C’est une affaire de cernes qui se creusent. Et de bruits de clap à répétition. C’est des moments de discussions entre les prises qui visent les détails. Ça prend du temps. Parce qu’il vaut mieux se prendre la tête sur tout pour que le résultat soit parfait. Parce que ça ne suffit pas de faire les choses, vaut mieux bien les faire.

Comme des pros, ils ont le chrono pas loin. Il y’a un temps à gérer. Comme des pros, ils installent les micros HF en les réglant à la bonne fréquence. Ils peuvent aussi régler un joker à 1h22 du matin pour qu’à la caméra, l’effet fausse lune se voit.

Et puis il y a cette rengaine qu’ils connaissent désormais par cœur. Uda et Guillaume, les co-réalisateurs, ne cessent de le leur répéter : « Robert De Niro a passé sa vie dans un taxi pendant six mois avant de faire Taxi Driver. »
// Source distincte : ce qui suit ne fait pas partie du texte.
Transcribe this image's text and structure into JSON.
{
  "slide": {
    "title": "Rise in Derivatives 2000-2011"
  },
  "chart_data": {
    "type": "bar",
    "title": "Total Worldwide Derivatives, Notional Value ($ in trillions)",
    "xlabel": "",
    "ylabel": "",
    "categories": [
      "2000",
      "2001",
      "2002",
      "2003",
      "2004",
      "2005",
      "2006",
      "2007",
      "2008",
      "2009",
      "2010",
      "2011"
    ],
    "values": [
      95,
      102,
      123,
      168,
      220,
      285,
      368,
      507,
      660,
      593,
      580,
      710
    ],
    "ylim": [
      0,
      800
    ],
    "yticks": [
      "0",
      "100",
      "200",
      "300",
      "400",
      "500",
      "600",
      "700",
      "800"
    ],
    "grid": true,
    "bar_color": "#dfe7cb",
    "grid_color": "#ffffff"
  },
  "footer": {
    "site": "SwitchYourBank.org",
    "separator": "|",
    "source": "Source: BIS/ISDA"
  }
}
C’est un exemple qui résonne dans leurs tête. Le jeu d’acteur, comme un Vis ma vie aux ambitions artistiques. Alors, comme pour être beaucoup mieux en condition, il a fallu dormir en forêt, sous les étoiles. Leurs portables leur ont été confisqués, les moustiques les ont piqués.

Pour couronner le tout, il  y a cette musique en fond. C’est un titre des Detroit Spinners, Ghetto Child. Autour d’un feu de camp, c’est un moment de relâchement délirant. C’est un joli moment de cinéma en action. Brigt et Gervais qui se déhanchent pour le plaisir et pour l’écran. Leur reprise des paroles se fait dans un anglais déchiré. Ah oui, et puis, Ghetto Child c’est aussi le titre du film.